Sempre que ocorre a interrupção desse transporte a praia busca um novo equilíbrio, tendo
como alguns dos reflexos a erosão praial e a diminuição da faixa de areia. Por isso a fixação
da entrada dos rios por molhes precisa ser avaliada, principalmente quanto ao volume de
sedimentos que o rio transporta e o destino desses sedimentos. Se a construção do molhe é
inevitável, e às vezes é, a reposição de sedimentos para a praia deve ser feita
periodicamente, de modo que o equilíbrio seja mantido.
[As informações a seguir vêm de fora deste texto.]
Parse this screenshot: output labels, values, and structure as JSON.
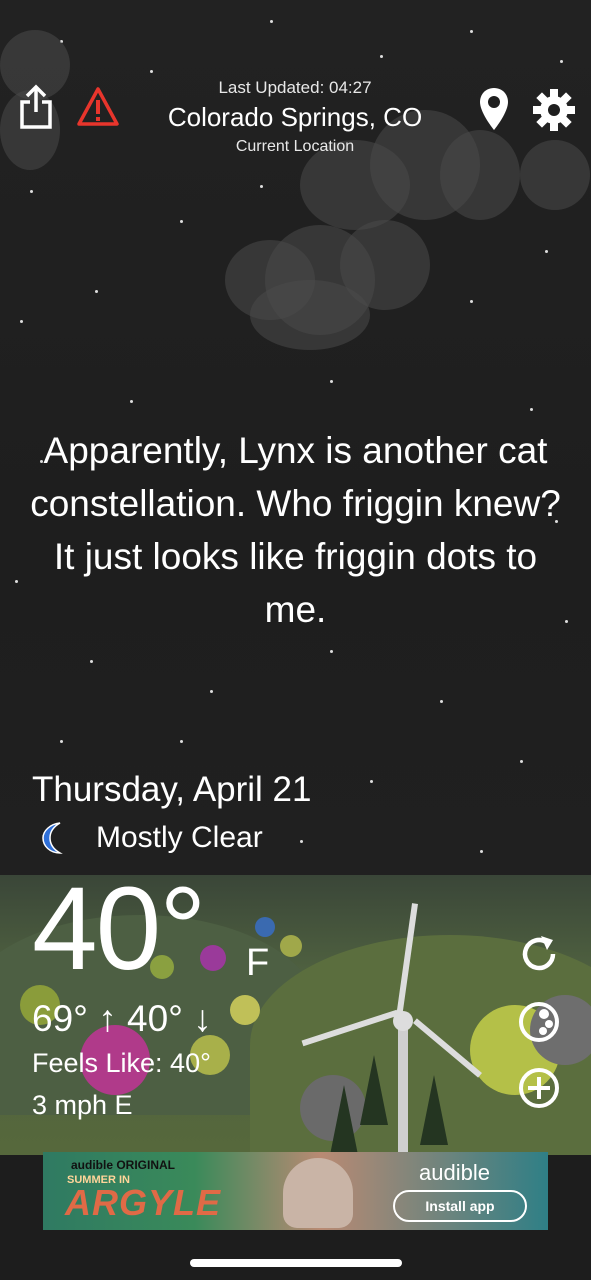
{
  "header": {
    "last_updated": "Last Updated: 04:27",
    "location": "Colorado Springs, CO",
    "sub_location": "Current Location",
    "icons": [
      "share-icon",
      "alert-icon",
      "map-pin-icon",
      "gear-icon"
    ]
  },
  "quote": "Apparently, Lynx is another cat constellation. Who friggin knew? It just looks like friggin dots to me.",
  "weather": {
    "date": "Thursday, April 21",
    "condition": "Mostly Clear",
    "condition_icon": "moon-icon",
    "temperature": "40°",
    "unit": "F",
    "hilo": "69° ↑  40° ↓",
    "feels_like": "Feels Like: 40°",
    "wind": "3 mph E"
  },
  "side_buttons": [
    "refresh-icon",
    "radar-icon",
    "add-icon"
  ],
  "ad": {
    "small_label": "audible ORIGINAL",
    "subtitle": "SUMMER IN",
    "title": "ARGYLE",
    "brand": "audible",
    "cta": "Install app"
  },
  "colors": {
    "sky": "#1e1e1e",
    "alert": "#e8352c",
    "moon": "#2e6fd8"
  }
}
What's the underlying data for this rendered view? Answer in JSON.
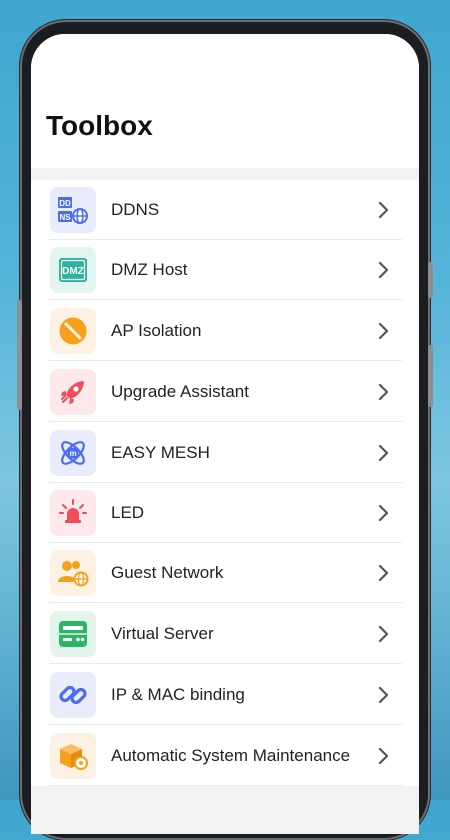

O outro equilíbrio ocorre transversalmente à praia e é mais visivelmente percebido no
inverno e no verão. A praia apresenta um perfil de acresção e outro de erosão (ver Figura
3). Na primavera/verão ocorre uma maior deposição de areia na parte visível da praia,
caracterizando o perfil de acresção. No outono/inverno a altura das ondas fica maior devido
à passagem de sistemas atmosféricos, como os ciclones, por exemplo. Assim, a areia que
estava na parte emersa da praia é erodida e depositada na parte submersa, caracterizando o
perfil de erosão.
Tanto no perfil de acresção quanto de erosão a areia da parte submersa forma uma
seqüência de barras e cavas paralelas à praia, provocadas pela atuação de ondas e correntes,
como mostra a Figura 3. Como as condições hidrodinâmicas locais variam, a posição
dessas feições muda periodicamente.
Dunas
Perfil de acresção
Praia
Movimento da areia
oceano
Dunas
Perfil de erosão
Praia
Movimento da areia
oceano
Figura 3 – Equilíbrio longitudinal da praia - perfil de acresção (primavera/verão) e perfil de
erosão (outono/inverno).
Em situações atmosféricas mais severas e/ou duradouras as ondas, além de erodir a praia,
avançam sobre as dunas, que desempenham o papel de proteção costeira. Os sedimentos
que são erodidos das dunas voltam gradativamente, após a passagem dos fenômenos
atmosféricos que atuavam e a respectiva diminuição na altura das ondas.
O processo de reconstrução das dunas pode ser resumido dessa forma: as ondas trazem a
areia até a parte emersa da praia e, por esta não pertencer ao equilíbrio (perfil de acresção e
erosão) normal da praia, é transportada pelo vento, reconstruindo as dunas. Quando ocorre
uma intervenção humana, como a construção de casas sobre as dunas, o mar destrói tudo o
que esta sobre as mesmas.
Os problemas nas praias ocorrem quando um desses equilíbrios é alterado. Quando a
intervenção humana ocorre, tanto no transporte longitudinal quanto no transversal, o
problema é intensificado e os estragos são de grandes proporções, como estão ocorrendo
nas praias de Santa Catarina ultimamente.